In computer architecture, pipelining is the process of implementing instruction-level parallelism (ILP) within a single processor. The idea with pipelining is that multiple instructions overlap — every part of the processor is kept busy doing something.

Incoming instructions are divided into a series of sequential steps. Each step can be performed by different components in parallel. For example, RISC-style instructions usually take the following five steps, so have a five-stage pipeline:

  • Fetch instruction from memory.
  • Read registers and decode instruction.
  • Execute operation or calculation.
  • Access an operand in memory (if necessary).
  • Write the result into a register (if necessary).

Hazards

When can’t we pipeline? We have a few different cases:

  • Structural hazards: have to do with hardware support of pipelining in the same clock cycle.

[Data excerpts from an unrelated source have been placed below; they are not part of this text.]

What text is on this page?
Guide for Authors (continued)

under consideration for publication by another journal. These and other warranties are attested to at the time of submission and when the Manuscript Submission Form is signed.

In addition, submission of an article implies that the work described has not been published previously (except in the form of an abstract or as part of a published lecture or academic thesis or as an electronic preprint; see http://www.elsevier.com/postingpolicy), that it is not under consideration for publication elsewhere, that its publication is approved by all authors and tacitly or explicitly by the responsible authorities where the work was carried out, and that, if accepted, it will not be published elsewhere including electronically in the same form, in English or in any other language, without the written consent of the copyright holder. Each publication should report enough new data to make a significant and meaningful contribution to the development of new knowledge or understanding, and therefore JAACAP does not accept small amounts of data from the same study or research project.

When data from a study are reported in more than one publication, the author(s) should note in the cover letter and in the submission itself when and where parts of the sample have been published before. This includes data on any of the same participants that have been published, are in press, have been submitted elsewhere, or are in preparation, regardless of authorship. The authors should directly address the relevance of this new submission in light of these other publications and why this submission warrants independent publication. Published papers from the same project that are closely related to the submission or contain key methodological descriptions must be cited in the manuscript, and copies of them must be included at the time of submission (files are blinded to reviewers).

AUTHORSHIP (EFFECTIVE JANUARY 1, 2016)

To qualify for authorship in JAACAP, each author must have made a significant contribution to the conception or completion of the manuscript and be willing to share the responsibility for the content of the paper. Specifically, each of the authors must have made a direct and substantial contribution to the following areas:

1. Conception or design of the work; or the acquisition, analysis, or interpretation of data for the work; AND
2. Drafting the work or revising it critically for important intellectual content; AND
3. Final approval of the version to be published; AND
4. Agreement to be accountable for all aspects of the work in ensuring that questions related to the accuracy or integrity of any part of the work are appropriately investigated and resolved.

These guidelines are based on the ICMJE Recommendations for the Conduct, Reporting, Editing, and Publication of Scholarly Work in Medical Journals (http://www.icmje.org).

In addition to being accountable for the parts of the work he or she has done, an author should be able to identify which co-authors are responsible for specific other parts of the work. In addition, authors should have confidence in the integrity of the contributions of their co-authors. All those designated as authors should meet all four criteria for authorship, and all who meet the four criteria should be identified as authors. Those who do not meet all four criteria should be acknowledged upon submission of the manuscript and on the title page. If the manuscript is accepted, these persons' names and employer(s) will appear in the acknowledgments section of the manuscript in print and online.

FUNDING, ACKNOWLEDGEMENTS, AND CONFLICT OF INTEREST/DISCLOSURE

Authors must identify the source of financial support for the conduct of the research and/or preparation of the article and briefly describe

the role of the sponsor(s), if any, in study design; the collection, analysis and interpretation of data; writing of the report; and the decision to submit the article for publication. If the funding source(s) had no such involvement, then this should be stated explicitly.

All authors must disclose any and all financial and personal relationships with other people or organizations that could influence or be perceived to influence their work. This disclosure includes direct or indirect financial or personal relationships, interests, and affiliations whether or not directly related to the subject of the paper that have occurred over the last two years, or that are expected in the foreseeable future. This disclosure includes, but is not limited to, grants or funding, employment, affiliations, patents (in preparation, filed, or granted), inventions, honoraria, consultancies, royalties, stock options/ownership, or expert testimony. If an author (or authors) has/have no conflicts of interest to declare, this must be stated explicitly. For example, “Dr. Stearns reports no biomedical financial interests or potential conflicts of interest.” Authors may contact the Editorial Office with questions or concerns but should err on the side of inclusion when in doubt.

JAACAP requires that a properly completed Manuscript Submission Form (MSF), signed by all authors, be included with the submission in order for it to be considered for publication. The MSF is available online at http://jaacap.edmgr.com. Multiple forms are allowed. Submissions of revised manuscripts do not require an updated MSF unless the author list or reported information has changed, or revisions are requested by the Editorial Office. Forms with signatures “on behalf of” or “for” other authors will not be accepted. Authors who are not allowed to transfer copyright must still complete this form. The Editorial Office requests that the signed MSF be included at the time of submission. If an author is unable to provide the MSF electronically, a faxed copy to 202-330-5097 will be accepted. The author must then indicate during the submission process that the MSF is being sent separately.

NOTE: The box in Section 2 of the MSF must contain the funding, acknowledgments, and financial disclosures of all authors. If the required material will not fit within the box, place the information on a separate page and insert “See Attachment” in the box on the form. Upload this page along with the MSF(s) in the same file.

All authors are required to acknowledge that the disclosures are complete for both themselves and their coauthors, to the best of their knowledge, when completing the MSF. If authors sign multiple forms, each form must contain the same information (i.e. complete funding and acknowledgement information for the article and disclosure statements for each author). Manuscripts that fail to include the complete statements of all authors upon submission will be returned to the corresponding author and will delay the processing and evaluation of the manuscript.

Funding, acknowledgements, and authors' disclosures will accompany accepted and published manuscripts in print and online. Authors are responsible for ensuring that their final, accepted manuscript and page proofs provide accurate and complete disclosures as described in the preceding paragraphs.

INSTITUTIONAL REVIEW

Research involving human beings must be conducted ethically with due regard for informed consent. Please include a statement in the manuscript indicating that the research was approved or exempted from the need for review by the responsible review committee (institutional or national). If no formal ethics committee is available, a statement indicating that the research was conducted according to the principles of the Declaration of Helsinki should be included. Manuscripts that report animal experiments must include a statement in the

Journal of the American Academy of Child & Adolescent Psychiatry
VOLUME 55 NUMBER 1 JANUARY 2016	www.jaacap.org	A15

Most ISAs don’t have this problem since they’re built to support pipelining from the get-go.
  • Data hazards: when one step must wait for another to complete. Memory accesses notably take much longer than digital circuitry delays. We can fix this sometimes with extra hardware in forwarding (or bypassing) or compiler optimisations.
    • Sometimes loads/stores rely on the instruction before (for data). In this case, we have to stall the pipeline for a load-use data hazard. This is generally called a pipeline stall (or bubble).
  • Control hazards: this is mainly when branches occur, and we need to execute an instruction conditionally. Often we’re not interested in waiting for the branch to execute, which motivates branch prediction.

Multiple issue parallelism

Multiple issue pipelines improves ILP performance by essentially using multiple cores (i.e., multiple datapaths and control paths). This has the consequence of a higher silicon cost but does effectively allow more instructions to be launched per clock cycle. Modern CPUs aim for 3-6 instructions per clock cycle, meaning up to 20 instructions being executed at a single time.

This has a lot of overhead (scheduling, circuit costs) but has a big performance gain.

Note that most programs can’t actually support that many instructions per clock cycle. This is because there can be major bottlenecks in dependencies (memory accesses with pointers, etc) and slowdowns in memory accesses can vary.